1938 Cork Senior Football Championship
- Dates: 20 March – 27 November 1938
- Teams: 13
- Champions: St Nicholas' (1st title) Jack Buckley (captain)
- Runners-up: Clonakilty Pakie Nyhan (captain)

Tournament statistics
- Matches played: 13
- Goals scored: 40 (3.08 per match)
- Points scored: 80 (6.15 per match)

= 1938 Cork Senior Football Championship =

Gaelic football competition

The 1938 Cork Senior Football Championship was the 50th staging of the Cork Senior Football Championship since its establishment by the Cork County Board in 1887. The draw for the first round fixtures took place on 30 January 1938. The championship ran from 20 March to 27 November 1938.

Carbery were the defending champions, however, they were beaten by Clonakilty in the second round.

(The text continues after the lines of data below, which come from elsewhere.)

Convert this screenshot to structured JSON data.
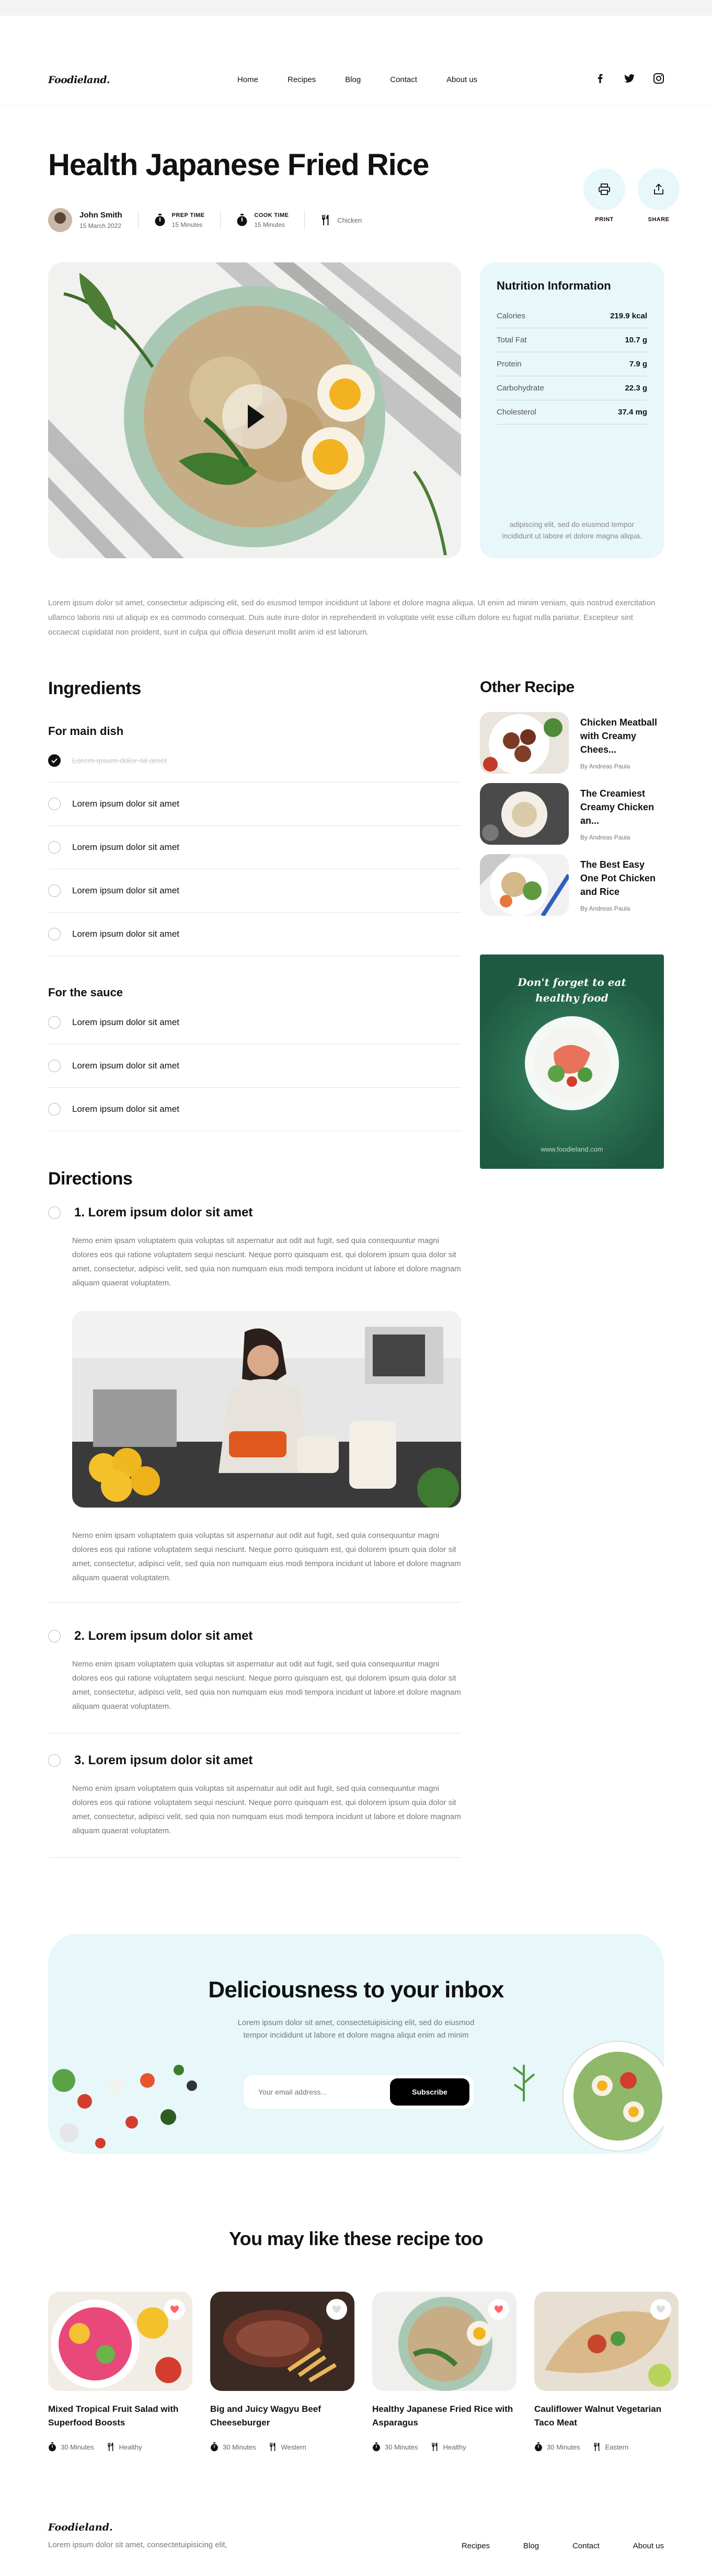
{
  "brand": {
    "logo": "Foodieland."
  },
  "nav": {
    "items": [
      "Home",
      "Recipes",
      "Blog",
      "Contact",
      "About us"
    ]
  },
  "social": [
    "facebook-icon",
    "twitter-icon",
    "instagram-icon"
  ],
  "recipe": {
    "title": "Health Japanese Fried Rice",
    "author": "John Smith",
    "date": "15 March 2022",
    "prep_label": "PREP TIME",
    "prep_value": "15 Minutes",
    "cook_label": "COOK TIME",
    "cook_value": "15 Minutes",
    "category": "Chicken",
    "print_label": "PRINT",
    "share_label": "SHARE",
    "description": "Lorem ipsum dolor sit amet, consectetur adipiscing elit, sed do eiusmod tempor incididunt ut labore et dolore magna aliqua. Ut enim ad minim veniam, quis nostrud exercitation ullamco laboris nisi ut aliquip ex ea commodo consequat. Duis aute irure dolor in reprehenderit in voluptate velit esse cillum dolore eu fugiat nulla pariatur. Excepteur sint occaecat cupidatat non proident, sunt in culpa qui officia deserunt mollit anim id est laborum."
  },
  "nutrition": {
    "title": "Nutrition Information",
    "rows": [
      {
        "label": "Calories",
        "value": "219.9 kcal"
      },
      {
        "label": "Total Fat",
        "value": "10.7 g"
      },
      {
        "label": "Protein",
        "value": "7.9 g"
      },
      {
        "label": "Carbohydrate",
        "value": "22.3 g"
      },
      {
        "label": "Cholesterol",
        "value": "37.4 mg"
      }
    ],
    "note": "adipiscing elit, sed do eiusmod tempor incididunt ut labore et dolore magna aliqua."
  },
  "ingredients": {
    "title": "Ingredients",
    "main_title": "For main dish",
    "main_items": [
      {
        "text": "Lorem ipsum dolor sit amet",
        "checked": true
      },
      {
        "text": "Lorem ipsum dolor sit amet",
        "checked": false
      },
      {
        "text": "Lorem ipsum dolor sit amet",
        "checked": false
      },
      {
        "text": "Lorem ipsum dolor sit amet",
        "checked": false
      },
      {
        "text": "Lorem ipsum dolor sit amet",
        "checked": false
      }
    ],
    "sauce_title": "For the sauce",
    "sauce_items": [
      {
        "text": "Lorem ipsum dolor sit amet"
      },
      {
        "text": "Lorem ipsum dolor sit amet"
      },
      {
        "text": "Lorem ipsum dolor sit amet"
      }
    ]
  },
  "other_recipes": {
    "title": "Other Recipe",
    "items": [
      {
        "title": "Chicken Meatball with Creamy Chees...",
        "author": "By Andreas Paula"
      },
      {
        "title": "The Creamiest Creamy Chicken an...",
        "author": "By Andreas Paula"
      },
      {
        "title": "The Best Easy One Pot Chicken and Rice",
        "author": "By Andreas Paula"
      }
    ]
  },
  "ad": {
    "slogan_line1": "Don't forget to eat",
    "slogan_line2": "healthy food",
    "site": "www.foodieland.com"
  },
  "directions": {
    "title": "Directions",
    "steps": [
      {
        "title": "1. Lorem ipsum dolor sit amet",
        "text": "Nemo enim ipsam voluptatem quia voluptas sit aspernatur aut odit aut fugit, sed quia consequuntur magni dolores eos qui ratione voluptatem sequi nesciunt. Neque porro quisquam est, qui dolorem ipsum quia dolor sit amet, consectetur, adipisci velit, sed quia non numquam eius modi tempora incidunt ut labore et dolore magnam aliquam quaerat voluptatem.",
        "text2": "Nemo enim ipsam voluptatem quia voluptas sit aspernatur aut odit aut fugit, sed quia consequuntur magni dolores eos qui ratione voluptatem sequi nesciunt. Neque porro quisquam est, qui dolorem ipsum quia dolor sit amet, consectetur, adipisci velit, sed quia non numquam eius modi tempora incidunt ut labore et dolore magnam aliquam quaerat voluptatem."
      },
      {
        "title": "2. Lorem ipsum dolor sit amet",
        "text": "Nemo enim ipsam voluptatem quia voluptas sit aspernatur aut odit aut fugit, sed quia consequuntur magni dolores eos qui ratione voluptatem sequi nesciunt. Neque porro quisquam est, qui dolorem ipsum quia dolor sit amet, consectetur, adipisci velit, sed quia non numquam eius modi tempora incidunt ut labore et dolore magnam aliquam quaerat voluptatem."
      },
      {
        "title": "3. Lorem ipsum dolor sit amet",
        "text": "Nemo enim ipsam voluptatem quia voluptas sit aspernatur aut odit aut fugit, sed quia consequuntur magni dolores eos qui ratione voluptatem sequi nesciunt. Neque porro quisquam est, qui dolorem ipsum quia dolor sit amet, consectetur, adipisci velit, sed quia non numquam eius modi tempora incidunt ut labore et dolore magnam aliquam quaerat voluptatem."
      }
    ]
  },
  "newsletter": {
    "title": "Deliciousness to your inbox",
    "text": "Lorem ipsum dolor sit amet, consectetuipisicing elit, sed do eiusmod tempor incididunt ut labore et dolore magna aliqut enim ad minim",
    "placeholder": "Your email address...",
    "button": "Subscribe"
  },
  "suggestions": {
    "title": "You may like these recipe too",
    "cards": [
      {
        "title": "Mixed Tropical Fruit Salad with Superfood Boosts",
        "time": "30 Minutes",
        "tag": "Healthy"
      },
      {
        "title": "Big and Juicy Wagyu Beef Cheeseburger",
        "time": "30 Minutes",
        "tag": "Western"
      },
      {
        "title": "Healthy Japanese Fried Rice with Asparagus",
        "time": "30 Minutes",
        "tag": "Healthy"
      },
      {
        "title": "Cauliflower Walnut Vegetarian Taco Meat",
        "time": "30 Minutes",
        "tag": "Eastern"
      }
    ]
  },
  "footer": {
    "logo": "Foodieland.",
    "tagline": "Lorem ipsum dolor sit amet, consectetuipisicing elit,",
    "links": [
      "Recipes",
      "Blog",
      "Contact",
      "About us"
    ]
  },
  "colors": {
    "accent_bg": "#e7f7fa",
    "ad_green": "#1e5a42",
    "text": "#111111",
    "muted": "#888888"
  }
}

The final was played on 27 November 1938 at the Bandon Grounds, between St Nicholas' and Clonakilty, in what was their first ever meeting in the final. St Nicholas' won the match by 2–01 to 0–02 to claim their first ever championship title.

==Results==
===First round===

- Duhallow received a bye in this round.

===Second round===

- Seandún received a bye in this round.

==Championship statistics==
===Miscellaneous===
- St. Nicholas' make their first appearance at senior level.
- St. Nicholas' qualify for the final for the first time.
- St. Nicholas' win their first title.
- St. Nicholas' sister club Glen Rovers also won the Cork Hurling Championship. The following players completed the double: Paddy O'Donovan, Danny Matt Dorgan, Jack Lynch, Connie Buckley, Dan Moylan, Charlie Tobin and Tim Kiely.
- Clonakilty lose a sixth final seven years.